Egham, UK, August 23, 2005 — Gartner today released its 2005 Hype Cycle for Emerging Technologies, assessing the maturity, impact and adoption speed of 44 technologies and trends over the coming decade. From what I can see, this is hype. (Text of this color is Jay.)

"The IT industry is awash with hype and buzz words and Gartner's Emerging Technologies Hype Cycles cuts through this to offer an independent overview of the relative maturity of technologies in any given domain," said Alexander Linden, research vice president at Gartner. Translation: Our hype is better than their hype. "It provides not only a scorecard to separate hype from reality, but also models that help enterprises to decide when they should adopt a new technology." Buy low; sell high.

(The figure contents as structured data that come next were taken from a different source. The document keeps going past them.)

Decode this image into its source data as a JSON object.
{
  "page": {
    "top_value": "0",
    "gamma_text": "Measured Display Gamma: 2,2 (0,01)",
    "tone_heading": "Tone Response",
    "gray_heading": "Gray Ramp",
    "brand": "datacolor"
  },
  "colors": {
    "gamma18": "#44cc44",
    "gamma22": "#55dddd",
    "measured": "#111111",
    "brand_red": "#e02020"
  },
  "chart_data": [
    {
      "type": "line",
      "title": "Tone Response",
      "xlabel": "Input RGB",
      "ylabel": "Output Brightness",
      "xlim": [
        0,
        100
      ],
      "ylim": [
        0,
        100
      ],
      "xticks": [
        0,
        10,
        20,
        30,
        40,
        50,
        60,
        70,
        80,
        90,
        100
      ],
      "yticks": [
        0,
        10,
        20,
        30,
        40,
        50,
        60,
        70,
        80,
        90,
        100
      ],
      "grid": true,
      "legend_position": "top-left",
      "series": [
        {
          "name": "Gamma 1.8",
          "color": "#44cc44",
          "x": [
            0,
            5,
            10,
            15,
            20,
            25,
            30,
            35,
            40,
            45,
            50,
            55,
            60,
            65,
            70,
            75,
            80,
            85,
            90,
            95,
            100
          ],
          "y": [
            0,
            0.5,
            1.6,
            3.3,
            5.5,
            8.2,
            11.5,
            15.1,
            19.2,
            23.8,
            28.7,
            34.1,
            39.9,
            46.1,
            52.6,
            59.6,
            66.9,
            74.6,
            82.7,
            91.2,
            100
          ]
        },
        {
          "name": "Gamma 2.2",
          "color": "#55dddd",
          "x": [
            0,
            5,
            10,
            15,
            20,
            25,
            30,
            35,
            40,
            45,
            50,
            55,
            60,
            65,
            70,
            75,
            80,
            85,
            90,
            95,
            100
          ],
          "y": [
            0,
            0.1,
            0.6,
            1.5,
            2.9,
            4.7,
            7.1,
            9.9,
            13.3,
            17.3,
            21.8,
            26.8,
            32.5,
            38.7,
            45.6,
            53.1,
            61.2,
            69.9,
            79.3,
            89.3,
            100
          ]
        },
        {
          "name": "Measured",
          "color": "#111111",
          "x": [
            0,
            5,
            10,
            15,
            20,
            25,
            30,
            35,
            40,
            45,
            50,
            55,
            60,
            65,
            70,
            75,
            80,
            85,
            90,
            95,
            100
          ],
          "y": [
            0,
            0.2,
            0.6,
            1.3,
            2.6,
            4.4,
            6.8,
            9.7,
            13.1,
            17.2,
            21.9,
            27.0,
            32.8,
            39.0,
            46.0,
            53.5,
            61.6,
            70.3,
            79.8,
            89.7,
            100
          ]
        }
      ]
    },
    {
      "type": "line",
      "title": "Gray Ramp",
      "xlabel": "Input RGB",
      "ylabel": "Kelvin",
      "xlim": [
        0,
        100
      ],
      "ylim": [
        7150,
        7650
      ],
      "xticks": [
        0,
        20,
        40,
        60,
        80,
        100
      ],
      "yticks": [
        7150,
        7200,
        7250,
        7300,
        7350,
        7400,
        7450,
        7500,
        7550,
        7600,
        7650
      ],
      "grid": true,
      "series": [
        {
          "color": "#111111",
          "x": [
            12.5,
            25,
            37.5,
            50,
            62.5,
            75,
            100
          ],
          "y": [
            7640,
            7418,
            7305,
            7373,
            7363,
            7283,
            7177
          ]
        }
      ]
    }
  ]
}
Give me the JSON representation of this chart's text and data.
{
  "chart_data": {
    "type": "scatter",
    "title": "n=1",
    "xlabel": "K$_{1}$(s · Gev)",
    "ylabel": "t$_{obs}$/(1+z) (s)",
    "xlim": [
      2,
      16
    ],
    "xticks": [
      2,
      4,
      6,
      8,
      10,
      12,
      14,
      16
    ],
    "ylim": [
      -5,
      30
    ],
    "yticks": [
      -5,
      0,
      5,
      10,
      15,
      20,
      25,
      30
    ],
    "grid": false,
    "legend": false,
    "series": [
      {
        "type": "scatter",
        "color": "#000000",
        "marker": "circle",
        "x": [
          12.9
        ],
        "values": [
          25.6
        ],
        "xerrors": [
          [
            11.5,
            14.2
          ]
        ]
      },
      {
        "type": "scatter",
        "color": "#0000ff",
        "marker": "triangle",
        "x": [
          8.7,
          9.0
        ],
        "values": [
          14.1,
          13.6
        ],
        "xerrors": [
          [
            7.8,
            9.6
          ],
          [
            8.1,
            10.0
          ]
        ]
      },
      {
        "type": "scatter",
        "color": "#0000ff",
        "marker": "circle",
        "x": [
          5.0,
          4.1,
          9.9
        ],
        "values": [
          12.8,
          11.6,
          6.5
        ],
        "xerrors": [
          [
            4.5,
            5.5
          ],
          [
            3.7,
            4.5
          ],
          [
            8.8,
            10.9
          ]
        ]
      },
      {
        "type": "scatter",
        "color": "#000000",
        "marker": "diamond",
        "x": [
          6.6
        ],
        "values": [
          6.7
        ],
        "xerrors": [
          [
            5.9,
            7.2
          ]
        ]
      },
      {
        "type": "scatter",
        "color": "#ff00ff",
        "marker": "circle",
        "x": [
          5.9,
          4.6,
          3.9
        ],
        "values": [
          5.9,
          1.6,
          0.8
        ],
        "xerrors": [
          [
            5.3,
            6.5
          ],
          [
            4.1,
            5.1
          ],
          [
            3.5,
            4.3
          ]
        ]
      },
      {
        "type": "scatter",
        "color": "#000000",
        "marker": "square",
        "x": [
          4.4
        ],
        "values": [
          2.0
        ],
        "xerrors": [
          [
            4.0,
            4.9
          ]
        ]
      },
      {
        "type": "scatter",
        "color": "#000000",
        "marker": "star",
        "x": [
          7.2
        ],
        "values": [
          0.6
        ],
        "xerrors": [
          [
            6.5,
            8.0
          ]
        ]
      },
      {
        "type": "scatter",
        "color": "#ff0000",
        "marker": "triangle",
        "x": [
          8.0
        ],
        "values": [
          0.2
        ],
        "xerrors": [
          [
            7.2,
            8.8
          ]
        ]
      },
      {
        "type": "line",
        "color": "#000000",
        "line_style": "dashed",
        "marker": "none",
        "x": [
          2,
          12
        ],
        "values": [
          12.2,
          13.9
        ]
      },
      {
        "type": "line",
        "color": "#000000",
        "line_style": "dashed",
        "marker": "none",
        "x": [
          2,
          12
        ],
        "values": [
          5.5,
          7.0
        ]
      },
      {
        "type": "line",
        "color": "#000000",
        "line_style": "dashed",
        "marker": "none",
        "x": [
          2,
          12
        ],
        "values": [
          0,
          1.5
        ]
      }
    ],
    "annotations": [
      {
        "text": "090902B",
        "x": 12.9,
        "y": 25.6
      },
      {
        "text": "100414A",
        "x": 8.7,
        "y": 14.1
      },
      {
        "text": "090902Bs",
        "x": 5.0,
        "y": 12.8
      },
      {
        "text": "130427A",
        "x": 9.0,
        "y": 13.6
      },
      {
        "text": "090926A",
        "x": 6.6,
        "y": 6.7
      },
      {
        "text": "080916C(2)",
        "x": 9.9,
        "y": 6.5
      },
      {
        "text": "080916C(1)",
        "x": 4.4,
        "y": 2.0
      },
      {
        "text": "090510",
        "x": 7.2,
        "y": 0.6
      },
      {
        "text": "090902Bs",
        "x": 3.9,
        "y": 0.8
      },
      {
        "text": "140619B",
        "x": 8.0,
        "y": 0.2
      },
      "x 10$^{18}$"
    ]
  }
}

According to Mr Linden, companies can feel compelled to invest prematurely in a technology because it is being hyped or, conversely, they may ignore a technology just because it is not living up to early expectations. Sheep get shorn. He urged organisations to be selectively aggressive in identifying technologies that could be beneficial to their business and evaluate these earlier in the Hype Cycle. Think for yourself. "For technologies that will have lower impact on your business, let others learn the difficult lessons, and then adopt the technologies when they are more mature," Mr Linden said. Wait until the time is ripe. "It's less a matter of don't believe the hype and more a case of do believe the hype but only in the wider context of the market place, potential applications and ultimately the relevance to your business today and tomorrow." Don't be stupid. Pay Gartner to tell you what to do.

Gartner's Hype:
  • Collaboration is the chart-buster, but if you've been reading my blog, you already knew that. Examples of go-go collaboration technologies are podcasting, VoIP, desktop search, RSS, corporate blogs, and wikis. They're all here.
  • Next Generation Architecture is another comer, but if you've followed the Workflow Institute, you already knew that SOA, Web services, and BPXL were hot.
  • Real World Web is Gartnerese for Web 2.0, I think. Ditto.